Мундир съела лесная свинья, он сам затерялся среди высоких стволов, и мелькание тела сперва замечали сидящие совы, но днём они не охотятся, а к ночи было его не найти: должно быть, скрывался под хвощами и папоротниками, воспользовавшись услугами всегда к нему благосклонной природы. Она шептала в детские уши и проводила ладонью по волосам, как мать, не имеющая ребёнка.

Надо признаться, я нахожу себя выделенным из жизни. Меня зовут Альтман; теперь я как будто немолод, зато свободен той поздней свободой, которой не каждого вознаграждают небеса за долгую жизнь, но только тех, кто к ней склонен, живу у простора ‒ вблизи океана, хожу на берег, когда мне вздумается и когда нет урагана, который нет-нет да и наведывается сюда. Несмотря на какую-то тяжесть в ногах, я остаюсь лёгким на подъём, себе кажусь вольным ветром и, как Нептун, сдуваю морскую пену. Бывает, что ураган загоняет меня назад в тёмные комнаты, ‒ тогда я листаю альбомы, поглядывая на стёкла, в которые хлещет дождь. Я утопаю в живописи, это моё тихое время, но если в окна уже не льёт и капли унёсшейся бури невинно стекают по стёклам, ‒ светлеющее пространство зовёт меня выйти. После бури, которая к нам наведалась, разорвано в клочья небо и бледное солнце выходит то так, то эдак, и я иду наблюдать события на небе и в море.
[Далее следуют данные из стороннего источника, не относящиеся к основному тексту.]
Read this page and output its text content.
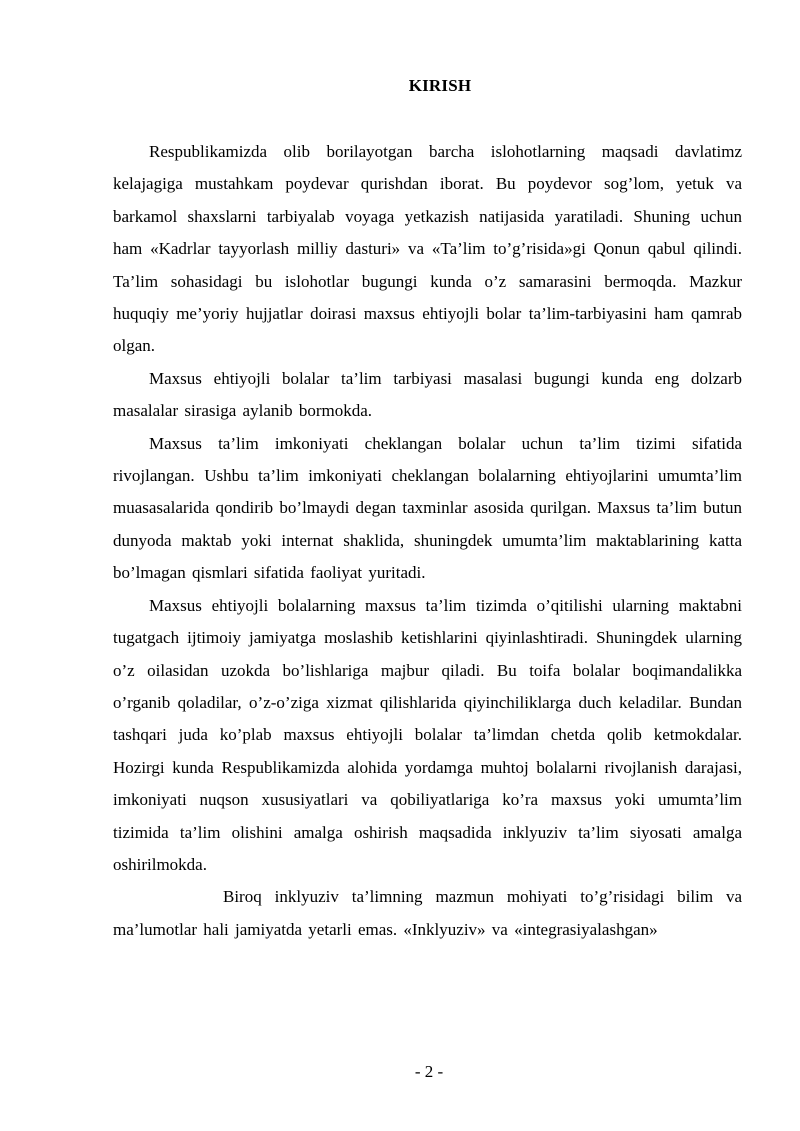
KIRISH

Respublikamizda olib borilayotgan barcha islohotlarning maqsadi davlatimz kelajagiga mustahkam poydevar qurishdan iborat. Bu poydevor sog’lom, yetuk va barkamol shaxslarni tarbiyalab voyaga yetkazish natijasida yaratiladi. Shuning uchun ham «Kadrlar tayyorlash milliy dasturi» va «Ta’lim to’g’risida»gi Qonun qabul qilindi. Ta’lim sohasidagi bu islohotlar bugungi kunda o’z samarasini bermoqda. Mazkur huquqiy me’yoriy hujjatlar doirasi maxsus ehtiyojli bolar ta’lim-tarbiyasini ham qamrab olgan.

Maxsus ehtiyojli bolalar ta’lim tarbiyasi masalasi bugungi kunda eng dolzarb masalalar sirasiga aylanib bormokda.

Maxsus ta’lim imkoniyati cheklangan bolalar uchun ta’lim tizimi sifatida rivojlangan. Ushbu ta’lim imkoniyati cheklangan bolalarning ehtiyojlarini umumta’lim muasasalarida qondirib bo’lmaydi degan taxminlar asosida qurilgan. Maxsus ta’lim butun dunyoda maktab yoki internat shaklida, shuningdek umumta’lim maktablarining katta bo’lmagan qismlari sifatida faoliyat yuritadi.

Maxsus ehtiyojli bolalarning maxsus ta’lim tizimda o’qitilishi ularning maktabni tugatgach ijtimoiy jamiyatga moslashib ketishlarini qiyinlashtiradi. Shuningdek ularning o’z oilasidan uzokda bo’lishlariga majbur qiladi. Bu toifa bolalar boqimandalikka o’rganib qoladilar, o’z-o’ziga xizmat qilishlarida qiyinchiliklarga duch keladilar. Bundan tashqari juda ko’plab maxsus ehtiyojli bolalar ta’limdan chetda qolib ketmokdalar. Hozirgi kunda Respublikamizda alohida yordamga muhtoj bolalarni rivojlanish darajasi, imkoniyati nuqson xususiyatlari va qobiliyatlariga ko’ra maxsus yoki umumta’lim tizimida ta’lim olishini amalga oshirish maqsadida inklyuziv ta’lim siyosati amalga oshirilmokda.

Biroq inklyuziv ta’limning mazmun mohiyati to’g’risidagi bilim va ma’lumotlar hali jamiyatda yetarli emas. «Inklyuziv» va «integrasiyalashgan»

- 2 -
Люди мне мало нужны (я бы совсем обошёлся), достаточно нескольких слов, пустого приветствия, которое лишь слегка кривит губы, а бывает, за целое утро не скажешь ни слова, как будто теряя свою принадлежность к роду людей, и счастлив. Ты эмигрант, напоминаю себе, ‒ как просо клюющий чужую речь, и ты объявил голодовку. Чайки, гуляющие по пляжу, составляют мне ненавязчивую компанию, примечая меня круглым глазом и не беспокоясь, заключив меня в сферу песка, моря, неба, а если прибьётся собака и вертится у моих ног, то я её не приветствую, пусть бежит ‒ мы не родные.
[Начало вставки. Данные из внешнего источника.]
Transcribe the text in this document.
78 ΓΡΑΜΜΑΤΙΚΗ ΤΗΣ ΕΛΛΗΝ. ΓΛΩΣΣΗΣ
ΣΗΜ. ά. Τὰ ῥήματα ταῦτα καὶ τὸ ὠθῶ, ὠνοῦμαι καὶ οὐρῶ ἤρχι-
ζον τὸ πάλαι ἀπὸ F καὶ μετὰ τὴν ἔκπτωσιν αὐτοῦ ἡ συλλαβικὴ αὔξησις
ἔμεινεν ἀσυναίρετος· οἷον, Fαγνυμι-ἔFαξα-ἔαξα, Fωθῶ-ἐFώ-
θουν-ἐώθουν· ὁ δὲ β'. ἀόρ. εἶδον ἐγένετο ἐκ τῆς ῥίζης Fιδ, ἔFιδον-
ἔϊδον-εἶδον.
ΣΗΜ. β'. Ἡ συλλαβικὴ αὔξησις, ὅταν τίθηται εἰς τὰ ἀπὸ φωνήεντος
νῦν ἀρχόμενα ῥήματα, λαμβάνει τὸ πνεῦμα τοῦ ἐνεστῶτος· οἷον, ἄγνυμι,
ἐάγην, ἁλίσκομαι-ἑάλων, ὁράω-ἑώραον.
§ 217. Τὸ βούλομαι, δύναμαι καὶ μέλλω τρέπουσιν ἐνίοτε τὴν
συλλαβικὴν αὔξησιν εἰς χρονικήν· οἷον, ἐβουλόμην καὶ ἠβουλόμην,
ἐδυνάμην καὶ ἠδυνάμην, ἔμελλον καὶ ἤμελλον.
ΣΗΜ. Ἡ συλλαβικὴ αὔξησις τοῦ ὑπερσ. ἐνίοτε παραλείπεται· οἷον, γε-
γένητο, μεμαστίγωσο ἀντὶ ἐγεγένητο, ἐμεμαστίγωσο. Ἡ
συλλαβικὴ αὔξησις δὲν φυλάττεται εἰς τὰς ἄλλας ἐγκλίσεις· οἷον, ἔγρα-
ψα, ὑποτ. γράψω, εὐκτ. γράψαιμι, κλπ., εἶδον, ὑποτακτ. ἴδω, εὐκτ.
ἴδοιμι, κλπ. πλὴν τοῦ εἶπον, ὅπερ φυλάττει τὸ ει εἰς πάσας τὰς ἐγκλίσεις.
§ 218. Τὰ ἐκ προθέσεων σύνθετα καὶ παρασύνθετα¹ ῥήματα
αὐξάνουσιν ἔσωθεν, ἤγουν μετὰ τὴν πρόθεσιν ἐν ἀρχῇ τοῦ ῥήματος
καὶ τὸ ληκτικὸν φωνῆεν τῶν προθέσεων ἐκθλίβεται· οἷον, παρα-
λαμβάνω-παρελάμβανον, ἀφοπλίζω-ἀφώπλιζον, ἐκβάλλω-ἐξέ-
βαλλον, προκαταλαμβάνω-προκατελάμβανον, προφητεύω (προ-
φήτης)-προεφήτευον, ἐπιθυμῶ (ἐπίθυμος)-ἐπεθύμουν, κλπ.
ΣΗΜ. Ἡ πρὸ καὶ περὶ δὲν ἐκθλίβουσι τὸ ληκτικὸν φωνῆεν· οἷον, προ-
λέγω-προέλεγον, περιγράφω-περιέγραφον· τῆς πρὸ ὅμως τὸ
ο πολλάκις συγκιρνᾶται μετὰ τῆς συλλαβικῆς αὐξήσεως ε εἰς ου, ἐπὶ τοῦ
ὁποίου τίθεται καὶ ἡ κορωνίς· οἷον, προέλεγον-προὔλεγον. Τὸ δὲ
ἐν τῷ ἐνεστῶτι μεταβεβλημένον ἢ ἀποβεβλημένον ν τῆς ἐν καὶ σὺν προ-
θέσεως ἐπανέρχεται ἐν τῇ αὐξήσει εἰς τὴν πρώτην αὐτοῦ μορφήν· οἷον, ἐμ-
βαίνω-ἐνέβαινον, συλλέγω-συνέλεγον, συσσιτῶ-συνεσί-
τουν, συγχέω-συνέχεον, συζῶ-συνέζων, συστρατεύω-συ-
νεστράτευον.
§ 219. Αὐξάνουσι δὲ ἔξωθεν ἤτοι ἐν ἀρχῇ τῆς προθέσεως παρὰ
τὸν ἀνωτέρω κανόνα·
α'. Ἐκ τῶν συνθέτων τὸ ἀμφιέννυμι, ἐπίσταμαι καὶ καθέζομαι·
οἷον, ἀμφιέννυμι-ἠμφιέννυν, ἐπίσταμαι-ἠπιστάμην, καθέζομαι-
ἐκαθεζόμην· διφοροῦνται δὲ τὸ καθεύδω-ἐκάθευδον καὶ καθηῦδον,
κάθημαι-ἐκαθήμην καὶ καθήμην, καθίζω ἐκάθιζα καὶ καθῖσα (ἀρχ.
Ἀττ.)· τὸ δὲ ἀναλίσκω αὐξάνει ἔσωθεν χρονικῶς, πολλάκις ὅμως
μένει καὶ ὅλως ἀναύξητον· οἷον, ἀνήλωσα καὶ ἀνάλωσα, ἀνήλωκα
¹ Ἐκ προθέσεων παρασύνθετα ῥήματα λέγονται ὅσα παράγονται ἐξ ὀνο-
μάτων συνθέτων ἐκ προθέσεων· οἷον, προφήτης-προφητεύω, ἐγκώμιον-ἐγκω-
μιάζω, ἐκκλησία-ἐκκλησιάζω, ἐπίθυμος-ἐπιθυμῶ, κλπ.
Мне известно моё географическое положение, я его выяснил первым делом, поселившись в этом квартале, но здешние компатриоты не знают, где мы находимся, им неприятно смотреть на карту, от этого их тошнит, как от морской качки, а им нужно знать, на каком ехать метро. Вчера на станции неопрятное существо кинулось в дверь, которую кто-то не запер, проникло на платформу и поехало зайцем, то было женское существо. «Куда покатила?» ‒ думал я, сидя в углу вагона. Достала зеркальце, строит рожи и не пугается, ничто не ёкает в свином сердце. Вагон трясло и мотало на эстакаде, и мне было известно, над каким мы влачимся кварталом. Балконы пустые ‒ здесь редко выходят на воздух, но на одном некрасивая мать чешет гриву сидящей на табурете дочери.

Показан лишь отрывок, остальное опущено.